Second, with programmable electronic protocols, often called smart contracts, companies can automate the execution of contracts. The implementation of this technology allows for faster contract completion, minimizes the risk of human error, and eliminates intermediary costs. Essentially, with the implementation of smart contracts, the blockchain becomes not only a powerful record-keeping system, but also an automated trading platform.
5. Supply Chain Control Tower
Simplifying access to information is another important element of a truly smart and resilient supply chain. One way to accomplish this is to use supply chain control towers, a term originally coined by Gartner. Rather than sharing data linearly between parties, supply chain network participants send all relevant data to a unified data repository where it can be accessed by relevant partners.

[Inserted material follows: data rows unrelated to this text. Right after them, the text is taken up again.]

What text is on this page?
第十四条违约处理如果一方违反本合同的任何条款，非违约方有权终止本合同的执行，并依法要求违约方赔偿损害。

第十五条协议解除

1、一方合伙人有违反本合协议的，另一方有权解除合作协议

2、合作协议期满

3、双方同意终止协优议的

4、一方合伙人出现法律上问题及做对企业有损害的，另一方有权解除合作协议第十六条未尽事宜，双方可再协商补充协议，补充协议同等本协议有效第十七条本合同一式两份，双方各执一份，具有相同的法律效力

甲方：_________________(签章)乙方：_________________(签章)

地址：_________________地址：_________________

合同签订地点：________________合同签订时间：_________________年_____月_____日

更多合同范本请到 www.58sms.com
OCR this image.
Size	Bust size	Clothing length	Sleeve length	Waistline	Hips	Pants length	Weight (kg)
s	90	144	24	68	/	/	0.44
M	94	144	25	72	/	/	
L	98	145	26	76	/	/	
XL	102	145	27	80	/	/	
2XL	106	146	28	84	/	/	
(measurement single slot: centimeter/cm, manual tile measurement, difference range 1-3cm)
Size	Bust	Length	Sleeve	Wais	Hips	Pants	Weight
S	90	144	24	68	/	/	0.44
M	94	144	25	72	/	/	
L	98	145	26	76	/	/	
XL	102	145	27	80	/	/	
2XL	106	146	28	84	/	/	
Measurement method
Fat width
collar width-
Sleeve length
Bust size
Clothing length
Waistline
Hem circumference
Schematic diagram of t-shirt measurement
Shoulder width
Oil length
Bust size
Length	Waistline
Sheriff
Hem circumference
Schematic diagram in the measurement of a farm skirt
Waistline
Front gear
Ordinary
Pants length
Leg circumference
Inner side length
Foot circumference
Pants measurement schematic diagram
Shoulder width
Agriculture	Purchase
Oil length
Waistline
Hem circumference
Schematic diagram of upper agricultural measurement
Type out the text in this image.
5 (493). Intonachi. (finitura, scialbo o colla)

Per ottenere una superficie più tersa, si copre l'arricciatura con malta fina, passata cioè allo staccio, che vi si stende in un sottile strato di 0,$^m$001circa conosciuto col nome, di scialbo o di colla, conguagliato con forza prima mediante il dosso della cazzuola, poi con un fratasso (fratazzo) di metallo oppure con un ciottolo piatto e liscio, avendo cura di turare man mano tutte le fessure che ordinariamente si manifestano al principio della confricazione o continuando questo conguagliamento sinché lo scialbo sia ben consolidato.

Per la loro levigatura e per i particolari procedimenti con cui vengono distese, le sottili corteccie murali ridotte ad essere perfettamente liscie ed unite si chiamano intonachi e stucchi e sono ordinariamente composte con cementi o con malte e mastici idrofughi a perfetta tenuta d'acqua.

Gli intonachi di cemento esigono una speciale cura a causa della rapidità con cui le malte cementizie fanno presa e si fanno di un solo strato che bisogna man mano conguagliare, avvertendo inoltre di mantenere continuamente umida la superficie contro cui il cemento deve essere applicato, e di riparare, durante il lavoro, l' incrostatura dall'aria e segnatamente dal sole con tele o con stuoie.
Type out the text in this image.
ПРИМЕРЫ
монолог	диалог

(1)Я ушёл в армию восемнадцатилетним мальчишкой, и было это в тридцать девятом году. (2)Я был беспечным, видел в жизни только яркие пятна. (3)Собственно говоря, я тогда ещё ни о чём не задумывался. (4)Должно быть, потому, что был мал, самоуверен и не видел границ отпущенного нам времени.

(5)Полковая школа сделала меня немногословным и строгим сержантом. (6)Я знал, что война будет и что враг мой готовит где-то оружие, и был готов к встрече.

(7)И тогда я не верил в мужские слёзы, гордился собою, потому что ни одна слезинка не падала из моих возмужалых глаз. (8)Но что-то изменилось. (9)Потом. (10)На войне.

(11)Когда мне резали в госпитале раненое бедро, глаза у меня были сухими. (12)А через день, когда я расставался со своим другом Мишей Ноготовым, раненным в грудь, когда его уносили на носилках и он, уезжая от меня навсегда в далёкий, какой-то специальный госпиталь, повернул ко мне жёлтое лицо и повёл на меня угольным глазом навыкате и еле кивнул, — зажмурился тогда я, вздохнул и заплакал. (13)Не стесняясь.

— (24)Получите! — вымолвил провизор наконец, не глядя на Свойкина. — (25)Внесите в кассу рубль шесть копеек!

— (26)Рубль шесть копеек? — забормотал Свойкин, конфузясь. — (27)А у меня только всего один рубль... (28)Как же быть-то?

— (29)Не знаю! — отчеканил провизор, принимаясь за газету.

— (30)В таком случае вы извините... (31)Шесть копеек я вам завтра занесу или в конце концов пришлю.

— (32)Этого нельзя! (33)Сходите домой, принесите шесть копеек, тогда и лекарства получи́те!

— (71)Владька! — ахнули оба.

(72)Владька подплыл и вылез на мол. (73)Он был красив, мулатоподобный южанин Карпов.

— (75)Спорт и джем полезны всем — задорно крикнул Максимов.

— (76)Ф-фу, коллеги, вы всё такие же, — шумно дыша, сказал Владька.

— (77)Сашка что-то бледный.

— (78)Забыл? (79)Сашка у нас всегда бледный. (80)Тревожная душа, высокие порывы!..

6. Holistic Transformation Approach
Typically, the best approach to a digital transformation program is incremental, which means implementing emerging technologies gradually and aiming for quick results. But when it comes to supply chain operations, in order to achieve true intelligence and autonomy, companies should take a holistic approach to integrating technology because AI, blockchain, and IoT are so interconnected and complement each other in many different ways.
Implementing all of the key technologies can bring supply chains closer to self-sufficiency, efficiency and increasing automation, while even ignoring any of these tools can make smart supply chains slightly less efficient.